Chereads / Pendekar Pedang Pencabut Nyawa / Chapter 18 - Serombongan Orang Berkuda

Chapter 18 - Serombongan Orang Berkuda

Malam semakin larut. Keadaan semakin sunyi sepi. Di kaki Gunung Puteri, tidak ada lagi Raka Kamandaka dan Ki Jaya. Kedua orang itu sudah pergi. Pergi dengan keputusannya sendiri-sendiri.

Sebelum berpisah, Ki Jaya mengatakan kalau dia akan menempuh jalan sunyi. Dia ingin menenangkan diri dan menghabiskan hidupnya di tempat sepi. Kakek tua itu ingin bersembunyi dari dunia ramai yang penuh dengan sandiwara ini.

Itu artinya, tadi, mungkin saja adalah pertemuan terakhir antara mereka berdua. Entah suatu hari nanti bakal bertemu lagi atau tidak. Biarlah waktu yang menentukan semuanya.
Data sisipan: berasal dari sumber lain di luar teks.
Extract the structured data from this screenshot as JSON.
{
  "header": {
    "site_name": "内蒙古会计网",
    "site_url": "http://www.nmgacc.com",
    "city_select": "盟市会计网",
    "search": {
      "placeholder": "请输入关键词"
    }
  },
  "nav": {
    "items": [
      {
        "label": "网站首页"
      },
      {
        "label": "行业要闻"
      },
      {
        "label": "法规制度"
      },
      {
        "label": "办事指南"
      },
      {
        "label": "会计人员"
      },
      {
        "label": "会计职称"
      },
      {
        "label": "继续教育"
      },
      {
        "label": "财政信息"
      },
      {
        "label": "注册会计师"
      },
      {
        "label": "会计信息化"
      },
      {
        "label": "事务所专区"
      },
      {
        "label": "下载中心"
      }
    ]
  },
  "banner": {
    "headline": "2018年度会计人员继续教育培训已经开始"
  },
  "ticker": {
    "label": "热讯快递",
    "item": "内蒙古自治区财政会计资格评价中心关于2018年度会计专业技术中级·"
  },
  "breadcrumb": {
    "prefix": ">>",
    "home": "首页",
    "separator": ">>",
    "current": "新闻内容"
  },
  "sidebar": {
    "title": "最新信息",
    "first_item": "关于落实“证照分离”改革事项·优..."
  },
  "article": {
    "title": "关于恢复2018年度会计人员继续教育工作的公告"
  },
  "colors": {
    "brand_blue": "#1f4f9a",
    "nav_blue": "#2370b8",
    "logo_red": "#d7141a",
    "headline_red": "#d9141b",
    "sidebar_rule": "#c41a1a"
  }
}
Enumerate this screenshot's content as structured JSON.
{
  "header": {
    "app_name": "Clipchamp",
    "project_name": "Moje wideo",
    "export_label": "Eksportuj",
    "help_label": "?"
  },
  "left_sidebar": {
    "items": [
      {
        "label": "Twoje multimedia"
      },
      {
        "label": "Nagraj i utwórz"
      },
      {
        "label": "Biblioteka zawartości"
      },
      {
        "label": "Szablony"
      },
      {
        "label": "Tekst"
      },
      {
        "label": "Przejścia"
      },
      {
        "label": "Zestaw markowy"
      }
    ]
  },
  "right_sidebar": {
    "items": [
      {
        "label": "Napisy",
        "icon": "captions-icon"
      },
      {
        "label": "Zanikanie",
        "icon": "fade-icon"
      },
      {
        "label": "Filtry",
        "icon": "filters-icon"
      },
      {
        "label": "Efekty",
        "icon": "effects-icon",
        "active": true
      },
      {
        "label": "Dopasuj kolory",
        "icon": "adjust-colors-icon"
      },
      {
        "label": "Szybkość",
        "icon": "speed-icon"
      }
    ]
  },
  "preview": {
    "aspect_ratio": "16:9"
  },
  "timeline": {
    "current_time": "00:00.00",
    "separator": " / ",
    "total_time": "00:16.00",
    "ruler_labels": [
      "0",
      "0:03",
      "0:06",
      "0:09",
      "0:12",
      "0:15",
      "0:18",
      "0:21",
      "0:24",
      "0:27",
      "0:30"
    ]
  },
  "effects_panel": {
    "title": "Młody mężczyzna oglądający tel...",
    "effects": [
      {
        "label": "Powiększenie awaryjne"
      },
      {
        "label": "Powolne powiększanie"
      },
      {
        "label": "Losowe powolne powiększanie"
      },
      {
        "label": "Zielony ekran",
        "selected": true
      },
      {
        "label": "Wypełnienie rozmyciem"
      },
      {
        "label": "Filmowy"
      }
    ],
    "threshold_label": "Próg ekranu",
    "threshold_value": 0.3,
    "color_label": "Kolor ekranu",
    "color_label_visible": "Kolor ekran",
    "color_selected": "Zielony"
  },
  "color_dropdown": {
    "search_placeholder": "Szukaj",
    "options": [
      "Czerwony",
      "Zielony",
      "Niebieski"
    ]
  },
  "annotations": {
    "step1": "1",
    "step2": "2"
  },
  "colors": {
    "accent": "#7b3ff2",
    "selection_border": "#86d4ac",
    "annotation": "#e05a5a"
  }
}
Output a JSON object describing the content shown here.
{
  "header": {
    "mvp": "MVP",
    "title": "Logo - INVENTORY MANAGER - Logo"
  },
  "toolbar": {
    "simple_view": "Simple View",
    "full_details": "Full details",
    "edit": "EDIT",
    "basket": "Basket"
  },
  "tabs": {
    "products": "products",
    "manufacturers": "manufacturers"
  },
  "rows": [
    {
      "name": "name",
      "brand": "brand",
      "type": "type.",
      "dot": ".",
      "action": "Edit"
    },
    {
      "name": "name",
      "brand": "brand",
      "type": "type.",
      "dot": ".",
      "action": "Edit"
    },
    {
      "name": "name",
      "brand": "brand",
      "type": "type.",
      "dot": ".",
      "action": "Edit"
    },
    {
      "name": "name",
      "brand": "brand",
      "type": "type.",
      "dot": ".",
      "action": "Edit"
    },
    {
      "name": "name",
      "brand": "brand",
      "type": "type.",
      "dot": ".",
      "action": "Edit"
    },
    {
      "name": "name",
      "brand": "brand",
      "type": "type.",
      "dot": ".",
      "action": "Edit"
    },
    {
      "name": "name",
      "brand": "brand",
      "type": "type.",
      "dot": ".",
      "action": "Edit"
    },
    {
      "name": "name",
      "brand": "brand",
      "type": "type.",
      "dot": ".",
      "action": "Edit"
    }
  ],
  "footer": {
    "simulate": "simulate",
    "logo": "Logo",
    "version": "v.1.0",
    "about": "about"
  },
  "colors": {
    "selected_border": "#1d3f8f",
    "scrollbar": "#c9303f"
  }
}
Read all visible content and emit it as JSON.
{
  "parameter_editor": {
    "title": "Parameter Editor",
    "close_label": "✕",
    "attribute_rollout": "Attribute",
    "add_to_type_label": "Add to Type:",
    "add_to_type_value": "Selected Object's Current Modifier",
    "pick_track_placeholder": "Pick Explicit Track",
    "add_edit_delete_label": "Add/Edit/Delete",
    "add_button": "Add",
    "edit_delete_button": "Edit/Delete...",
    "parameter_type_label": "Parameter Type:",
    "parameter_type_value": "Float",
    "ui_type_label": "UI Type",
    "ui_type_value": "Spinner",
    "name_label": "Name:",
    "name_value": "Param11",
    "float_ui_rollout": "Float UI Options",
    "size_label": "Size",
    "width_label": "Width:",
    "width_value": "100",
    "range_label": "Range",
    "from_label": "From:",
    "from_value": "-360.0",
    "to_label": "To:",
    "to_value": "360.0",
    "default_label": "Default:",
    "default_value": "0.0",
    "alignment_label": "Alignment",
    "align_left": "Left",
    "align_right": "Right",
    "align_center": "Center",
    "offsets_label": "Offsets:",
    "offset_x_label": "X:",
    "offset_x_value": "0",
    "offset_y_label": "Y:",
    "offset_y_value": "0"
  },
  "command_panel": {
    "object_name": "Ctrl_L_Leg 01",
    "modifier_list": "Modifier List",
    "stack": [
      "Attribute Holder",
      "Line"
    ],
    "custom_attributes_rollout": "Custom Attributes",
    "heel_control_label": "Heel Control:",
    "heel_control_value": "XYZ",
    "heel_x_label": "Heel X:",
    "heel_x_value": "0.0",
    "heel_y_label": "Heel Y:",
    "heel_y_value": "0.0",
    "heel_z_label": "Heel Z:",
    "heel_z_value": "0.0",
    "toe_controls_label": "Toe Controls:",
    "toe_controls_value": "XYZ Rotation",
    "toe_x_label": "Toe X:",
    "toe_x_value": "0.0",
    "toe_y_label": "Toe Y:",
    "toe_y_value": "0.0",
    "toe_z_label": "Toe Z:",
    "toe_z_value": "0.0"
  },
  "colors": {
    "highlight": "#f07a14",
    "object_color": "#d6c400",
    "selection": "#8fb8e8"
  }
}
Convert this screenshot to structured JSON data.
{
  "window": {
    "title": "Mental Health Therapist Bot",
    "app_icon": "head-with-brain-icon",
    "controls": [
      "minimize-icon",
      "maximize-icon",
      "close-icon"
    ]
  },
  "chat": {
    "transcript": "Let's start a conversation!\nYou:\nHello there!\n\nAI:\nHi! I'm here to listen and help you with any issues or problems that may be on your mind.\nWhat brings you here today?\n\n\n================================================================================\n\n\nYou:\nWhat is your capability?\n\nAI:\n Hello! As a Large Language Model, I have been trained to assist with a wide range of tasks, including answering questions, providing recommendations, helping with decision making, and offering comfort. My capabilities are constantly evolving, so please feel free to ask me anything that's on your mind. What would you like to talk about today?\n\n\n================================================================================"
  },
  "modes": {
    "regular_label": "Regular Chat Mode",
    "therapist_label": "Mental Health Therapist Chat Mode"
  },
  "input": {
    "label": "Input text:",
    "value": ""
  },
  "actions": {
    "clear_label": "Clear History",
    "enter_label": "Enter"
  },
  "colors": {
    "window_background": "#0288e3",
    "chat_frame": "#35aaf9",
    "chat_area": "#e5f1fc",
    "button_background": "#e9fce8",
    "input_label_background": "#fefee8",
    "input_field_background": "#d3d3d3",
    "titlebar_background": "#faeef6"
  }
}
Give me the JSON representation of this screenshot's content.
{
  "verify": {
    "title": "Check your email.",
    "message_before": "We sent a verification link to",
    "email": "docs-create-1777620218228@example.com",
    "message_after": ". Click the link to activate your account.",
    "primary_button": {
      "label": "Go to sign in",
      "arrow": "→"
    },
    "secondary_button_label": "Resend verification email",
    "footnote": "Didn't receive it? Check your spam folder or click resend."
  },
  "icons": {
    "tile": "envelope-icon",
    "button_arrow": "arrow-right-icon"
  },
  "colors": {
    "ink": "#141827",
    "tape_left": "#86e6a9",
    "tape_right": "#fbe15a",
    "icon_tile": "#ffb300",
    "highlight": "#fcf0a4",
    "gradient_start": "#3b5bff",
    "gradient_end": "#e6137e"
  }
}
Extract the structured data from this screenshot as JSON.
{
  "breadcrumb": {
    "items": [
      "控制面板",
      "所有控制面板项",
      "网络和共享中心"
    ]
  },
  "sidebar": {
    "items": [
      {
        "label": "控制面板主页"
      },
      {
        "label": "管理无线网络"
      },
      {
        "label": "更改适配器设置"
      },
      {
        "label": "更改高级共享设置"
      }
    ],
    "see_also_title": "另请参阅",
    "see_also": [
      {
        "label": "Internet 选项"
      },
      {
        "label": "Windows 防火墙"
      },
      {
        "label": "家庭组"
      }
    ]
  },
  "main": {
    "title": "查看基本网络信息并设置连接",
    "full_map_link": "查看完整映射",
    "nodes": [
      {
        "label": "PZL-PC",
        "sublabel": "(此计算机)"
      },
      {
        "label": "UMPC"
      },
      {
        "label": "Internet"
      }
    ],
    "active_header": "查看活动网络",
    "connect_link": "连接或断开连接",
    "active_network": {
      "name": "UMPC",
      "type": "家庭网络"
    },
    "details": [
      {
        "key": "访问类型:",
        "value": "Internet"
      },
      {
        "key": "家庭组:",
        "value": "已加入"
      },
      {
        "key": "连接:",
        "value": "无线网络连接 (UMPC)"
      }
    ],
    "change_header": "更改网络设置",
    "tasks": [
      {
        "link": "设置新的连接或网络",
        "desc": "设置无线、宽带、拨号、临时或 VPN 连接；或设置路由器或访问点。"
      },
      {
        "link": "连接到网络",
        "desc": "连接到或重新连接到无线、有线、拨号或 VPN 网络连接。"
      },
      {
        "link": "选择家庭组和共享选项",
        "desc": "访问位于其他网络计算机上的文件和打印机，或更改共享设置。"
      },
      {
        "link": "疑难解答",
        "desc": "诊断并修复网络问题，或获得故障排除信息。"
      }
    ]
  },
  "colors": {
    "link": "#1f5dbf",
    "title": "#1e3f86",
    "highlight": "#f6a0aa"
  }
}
Kalau Ki Jaya memutuskan untuk menempuh jalan sunyi, sebaliknya, Raka Kamandaka justru sudah memutuskan untuk menempuh jalan ramai. Jalan yang diwarnai dengan hiruk pikuk sandiwara. Jalan yang dipenuhi dengan darah dan air mata.

Sudah beberapa kali pemuda itu bertekad kalau dirinya bakal mengembara. Jika Raka sudah memutuskan sesuatu, siapapun tidak akan ada yang bisa melarangnya. Bahkan kalau para Dewa turun tangan sekalipun, pemuda itu tetap teguh dengan tekadnya.

Menjelang waktu subuh.

Raka Kamandaka sedang berjalan seorang diri. Dia ingin mencari kedai makan yang telah buka sekedar untuk mengisi perutnya. Di depan sana ada kedai yang sudah buka, tanpa berpikir lagi, Raka segera menuju ke kedai tersebut.

Suasana di kedai itu ternyata masih sepi. Belum ada seorangpun pengunjung yang terdapat di sana. Maklum, saat ini, hari belum benar-benar terang tanah. Mungkin sebagian orang masih tidur bersama mimpinya.

"Pesan apa, Den?" tanya pemilik kedai.

Dia merupakan seorang wanita tua yang sudah berumur sekitar lima puluh tahun. Wajahnya telah dipenuhi oleh keriput, tubuhnya pun sedikit bungkuk.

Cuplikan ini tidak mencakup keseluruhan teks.